Here’s how it’s supposed to work: An internship gives you experience that you can leverage into a full-time position in your chosen field. This is how it all too often really works: You spend the summer doing grunt work, or worse, doing nothing at all. Can this resume entry be saved?
Yes, it can! No matter how lowly or off-topic you think your internship was, you have still learned things that will be of value to future employers. It’s all in how you look at it … and present it when marketing yourself.
If you lucked into an internship where you received relevant training and opportunities to contribute meaningfully to the company’s operations, then you will certainly make the most of that on your resume and in your next job.
But even the most mundane task can sound impressive if you add the right details. Of these two resume entries, which person would you hire?
Helped with warehouse restocking.
Handled restocking of 25,000 sq. ft. warehouse which shipped more than 5,000 items per week to all 50 states and 14 countries.

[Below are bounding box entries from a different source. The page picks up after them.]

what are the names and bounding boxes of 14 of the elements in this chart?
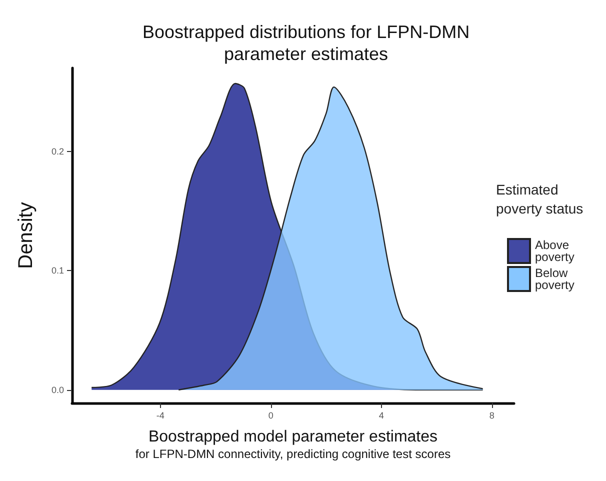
- y-axis-title: Density: [15, 202, 37, 269]
- x-tick-label: 4: [378, 410, 384, 420]
- x-tick-label: 0: [268, 410, 274, 420]
- legend-title: Estimated poverty status: [496, 182, 584, 216]
- y-tick-label: 0.1: [51, 266, 64, 276]
- x-tick-label: -4: [156, 410, 164, 420]
- chart-title: Boostrapped distributions for LFPN-DMN parameter estimates: [142, 22, 470, 64]
- x-tick-label: 8: [489, 410, 494, 420]
- y-tick-label: 0.0: [51, 384, 64, 395]
- x-axis-title: Boostrapped model parameter estimates: [148, 428, 438, 446]
- legend-label: Below poverty: [535, 266, 574, 292]
- text: for LFPN-DMN connectivity, predicting cognitive test scores: [135, 447, 451, 461]
- legend-label: Above poverty: [535, 238, 574, 264]
- y-tick-label: 0.2: [51, 146, 64, 156]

If you said B, you’re right. This version tells recruiters that you have learned how to handle a fast pace and high work volumes — and that’s much more valuable than the task itself.
For many interns, this is their first experience of working in a team where they are expected to put the company’s benefit ahead of their own personal interests. You learn how to fit in with the corporate culture, interact with a variety of different personalities, and meet people at all levels of the organization.
Good communication skills, teamwork experience and being a cultural fit are all high priority traits that employers look for in job applicants.
Being good at your job is only half the story for most employers. They also want someone who’s good at being an employee: coming in on time every time, taking direction well, being willing to go the extra mile when the team is in a jam. In short, someone who’s a good value for the money they’re paying.
If you learned and practiced these skills during your internship, it will pay off big when it comes time for your supervisor to write that letter of recommendation. And remember, this supervisor — as well as everyone you worked with during your internship — should be kept in touch with as part of your professional network after you leave. You never know when one of these contacts might lead you to your dream job.